El subcompacto DKW F7 rodó por una colina en Golm, cerca de Potsdam, a finales de 1938. Los ingenieros utilizaron una rampa para volcar el coche como demostración de la seguridad y la estabilidad del modelo. Ante una cámara y espectadores atónitos, el pequeño vehículo dio varias vueltas de campana antes de detenerse, con el motor todavía en marcha y la carrocería prácticamente sin daños.

Este evento marcó el inicio de las pruebas de choque de Audi y las posteriores innovaciones en el área de la seguridad del automóvil. Entre los múltiples hitos destaca el desarrollo de zonas de deformación para reducir el riesgo de lesiones para el conductor y los pasajeros.

Un NSU Prinz de 1958, por ejemplo, ya era capaz de absorber una buena parte de la energía de una colisión frontal en la zona de deformación. El desarrollo del NSU Ro 80 y el primer Audi 100 a finales de 1960 significó el inicio del uso de dummies, maniquíes especiales diseñados para analizar los efectos de un accidente en el cuerpo humano.

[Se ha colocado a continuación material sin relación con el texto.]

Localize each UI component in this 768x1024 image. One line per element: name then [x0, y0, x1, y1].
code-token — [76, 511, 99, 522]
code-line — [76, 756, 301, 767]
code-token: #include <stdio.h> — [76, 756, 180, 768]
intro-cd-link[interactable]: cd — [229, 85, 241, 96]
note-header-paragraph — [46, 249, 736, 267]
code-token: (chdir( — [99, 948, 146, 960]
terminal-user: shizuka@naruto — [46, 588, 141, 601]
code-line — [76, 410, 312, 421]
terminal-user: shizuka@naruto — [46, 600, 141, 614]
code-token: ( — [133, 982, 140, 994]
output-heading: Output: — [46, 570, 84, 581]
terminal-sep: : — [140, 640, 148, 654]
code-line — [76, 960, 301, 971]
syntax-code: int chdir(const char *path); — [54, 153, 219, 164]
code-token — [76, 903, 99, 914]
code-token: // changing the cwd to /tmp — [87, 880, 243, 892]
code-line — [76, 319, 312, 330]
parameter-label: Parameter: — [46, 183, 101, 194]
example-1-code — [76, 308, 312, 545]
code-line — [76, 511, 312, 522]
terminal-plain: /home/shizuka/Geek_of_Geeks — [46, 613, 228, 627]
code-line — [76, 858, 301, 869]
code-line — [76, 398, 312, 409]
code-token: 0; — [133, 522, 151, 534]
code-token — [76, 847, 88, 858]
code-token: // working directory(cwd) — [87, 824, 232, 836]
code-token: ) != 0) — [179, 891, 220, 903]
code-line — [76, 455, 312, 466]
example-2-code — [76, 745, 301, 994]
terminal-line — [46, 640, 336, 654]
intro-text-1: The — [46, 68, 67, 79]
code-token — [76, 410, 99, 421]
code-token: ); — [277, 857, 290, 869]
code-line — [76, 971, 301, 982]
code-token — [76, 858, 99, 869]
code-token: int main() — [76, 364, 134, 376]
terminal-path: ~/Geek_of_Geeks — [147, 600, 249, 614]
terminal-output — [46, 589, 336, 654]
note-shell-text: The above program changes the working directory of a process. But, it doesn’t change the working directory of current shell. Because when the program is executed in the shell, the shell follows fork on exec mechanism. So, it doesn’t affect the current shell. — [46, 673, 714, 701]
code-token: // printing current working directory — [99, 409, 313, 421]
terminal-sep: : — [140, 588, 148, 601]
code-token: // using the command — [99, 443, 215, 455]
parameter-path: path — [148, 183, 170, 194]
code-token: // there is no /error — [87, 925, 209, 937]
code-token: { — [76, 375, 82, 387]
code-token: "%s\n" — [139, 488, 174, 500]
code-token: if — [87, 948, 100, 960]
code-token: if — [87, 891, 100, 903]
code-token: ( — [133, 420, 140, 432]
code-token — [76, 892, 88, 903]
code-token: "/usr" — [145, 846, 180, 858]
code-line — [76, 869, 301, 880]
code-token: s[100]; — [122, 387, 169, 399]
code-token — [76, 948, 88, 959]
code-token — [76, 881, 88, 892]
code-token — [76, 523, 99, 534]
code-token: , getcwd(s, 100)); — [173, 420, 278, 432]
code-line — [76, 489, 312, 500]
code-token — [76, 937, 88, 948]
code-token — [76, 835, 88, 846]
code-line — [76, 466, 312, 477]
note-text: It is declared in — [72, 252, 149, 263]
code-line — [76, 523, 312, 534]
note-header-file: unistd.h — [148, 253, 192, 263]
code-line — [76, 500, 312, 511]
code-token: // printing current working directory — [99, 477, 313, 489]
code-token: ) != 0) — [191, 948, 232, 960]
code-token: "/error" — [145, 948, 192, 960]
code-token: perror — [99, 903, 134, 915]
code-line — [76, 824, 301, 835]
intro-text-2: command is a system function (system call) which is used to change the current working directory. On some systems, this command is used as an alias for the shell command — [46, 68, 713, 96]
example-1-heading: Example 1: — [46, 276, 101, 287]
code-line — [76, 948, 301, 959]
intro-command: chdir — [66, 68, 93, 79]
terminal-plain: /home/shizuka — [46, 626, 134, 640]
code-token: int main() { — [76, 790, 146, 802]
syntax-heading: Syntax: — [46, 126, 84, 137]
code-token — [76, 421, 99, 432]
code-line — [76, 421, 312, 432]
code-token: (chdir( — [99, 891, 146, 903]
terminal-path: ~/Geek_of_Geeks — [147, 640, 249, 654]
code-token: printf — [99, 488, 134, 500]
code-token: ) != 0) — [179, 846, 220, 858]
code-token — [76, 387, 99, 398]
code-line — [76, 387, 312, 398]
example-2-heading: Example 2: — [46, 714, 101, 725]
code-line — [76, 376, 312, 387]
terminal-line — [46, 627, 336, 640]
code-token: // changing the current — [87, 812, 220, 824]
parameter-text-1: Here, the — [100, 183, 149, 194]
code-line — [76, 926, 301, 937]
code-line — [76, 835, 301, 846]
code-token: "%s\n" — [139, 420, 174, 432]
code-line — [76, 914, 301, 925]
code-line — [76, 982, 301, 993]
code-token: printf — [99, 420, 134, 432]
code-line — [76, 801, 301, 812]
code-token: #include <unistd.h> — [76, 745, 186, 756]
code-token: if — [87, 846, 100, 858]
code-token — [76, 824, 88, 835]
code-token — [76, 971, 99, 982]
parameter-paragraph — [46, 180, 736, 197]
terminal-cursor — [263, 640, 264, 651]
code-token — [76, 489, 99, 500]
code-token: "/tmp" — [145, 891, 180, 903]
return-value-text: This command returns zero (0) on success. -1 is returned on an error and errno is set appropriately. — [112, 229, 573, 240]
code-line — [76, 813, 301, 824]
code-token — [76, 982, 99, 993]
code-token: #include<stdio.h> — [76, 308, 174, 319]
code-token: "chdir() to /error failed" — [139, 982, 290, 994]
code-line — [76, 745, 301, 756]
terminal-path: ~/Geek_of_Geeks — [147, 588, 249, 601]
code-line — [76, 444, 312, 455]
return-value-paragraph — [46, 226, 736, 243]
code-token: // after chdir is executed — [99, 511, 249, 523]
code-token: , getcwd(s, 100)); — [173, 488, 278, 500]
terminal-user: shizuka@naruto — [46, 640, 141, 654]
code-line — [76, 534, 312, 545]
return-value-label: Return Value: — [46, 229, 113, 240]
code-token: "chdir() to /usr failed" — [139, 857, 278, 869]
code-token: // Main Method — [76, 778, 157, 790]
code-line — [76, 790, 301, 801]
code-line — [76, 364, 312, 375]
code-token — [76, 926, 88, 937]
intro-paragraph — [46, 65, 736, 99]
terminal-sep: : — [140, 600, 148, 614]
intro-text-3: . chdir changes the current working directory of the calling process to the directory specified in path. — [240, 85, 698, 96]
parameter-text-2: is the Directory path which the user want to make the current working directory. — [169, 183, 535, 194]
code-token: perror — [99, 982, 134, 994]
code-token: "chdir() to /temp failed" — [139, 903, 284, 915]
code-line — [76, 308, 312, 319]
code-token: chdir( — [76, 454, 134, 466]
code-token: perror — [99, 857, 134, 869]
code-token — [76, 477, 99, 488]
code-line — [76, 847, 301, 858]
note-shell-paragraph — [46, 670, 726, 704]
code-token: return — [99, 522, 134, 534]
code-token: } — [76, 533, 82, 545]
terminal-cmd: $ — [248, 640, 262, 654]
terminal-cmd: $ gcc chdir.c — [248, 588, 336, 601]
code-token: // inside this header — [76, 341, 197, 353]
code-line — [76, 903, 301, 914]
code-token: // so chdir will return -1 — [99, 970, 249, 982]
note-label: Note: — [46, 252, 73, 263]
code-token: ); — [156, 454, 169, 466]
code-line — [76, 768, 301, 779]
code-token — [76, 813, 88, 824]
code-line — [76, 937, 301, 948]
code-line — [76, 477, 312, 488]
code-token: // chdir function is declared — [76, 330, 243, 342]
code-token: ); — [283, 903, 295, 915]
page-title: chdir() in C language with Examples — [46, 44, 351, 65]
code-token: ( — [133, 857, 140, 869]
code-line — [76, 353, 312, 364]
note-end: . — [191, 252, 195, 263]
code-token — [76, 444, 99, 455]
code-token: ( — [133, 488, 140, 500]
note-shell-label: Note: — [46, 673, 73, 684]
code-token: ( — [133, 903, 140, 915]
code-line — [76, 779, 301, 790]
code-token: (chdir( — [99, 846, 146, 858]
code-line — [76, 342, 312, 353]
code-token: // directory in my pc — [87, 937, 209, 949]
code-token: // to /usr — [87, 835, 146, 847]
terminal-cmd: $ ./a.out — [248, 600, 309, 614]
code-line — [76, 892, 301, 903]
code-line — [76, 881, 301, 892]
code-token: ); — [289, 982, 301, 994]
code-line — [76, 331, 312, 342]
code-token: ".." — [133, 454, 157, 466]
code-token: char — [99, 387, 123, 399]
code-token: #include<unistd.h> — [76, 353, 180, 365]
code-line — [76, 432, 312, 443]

Para que los resultados de un choque fueran aún más reproducibles, Audi inauguró el primer laboratorio de pruebas de choque en Ingolstadt en 1970. Pese a sus numerosas modificaciones, todavía está en uso hoy en día. Las mediciones se hicieron cada vez más precisas con el tiempo, y esto, junto con el uso de la tecnología de cámaras habilitadas para la investigación de accidentes, mejoró el análisis de los puntos débiles de un coche.

Una de las innovaciones patentadas de Audi en este período fue el sistema 'Procon-ten' (contracción programada y tensión). Mediante este sistema, en una colisión frontal la columna de la dirección se contraía alejando el volante de la zona del conductor, y los cinturones de seguridad delanteros se tensaban, todo ello por medio del desplazamiento del motor durante el choque, a través de un sistema de cables de acero y poleas de desviación.

Introducido en 1986, el sistema redujo significativamente el riesgo de lesión en la cabeza del conductor, y sólo dejó de utilizarse tras la llegada y la utilización de los airbags en todos los modelos.

Además de los accidentes en condiciones de laboratorio, a mediados de la década de 1990 Audi sumó a sus esfuerzos para mejorar la seguridad de sus vehículos los datos obtenidos del análisis de accidentes reales.

La marca creó un departamento independiente para la investigación de accidentes, el AARU (Unidad de Investigación de Accidentes de Audi) en 1998, que creció de manera constante desde entonces. En colaboración con los doctores de la Universidad de Regensburg, esta unidad analiza datos de accidentes e identifica el potencial de optimización para los nuevos modelos.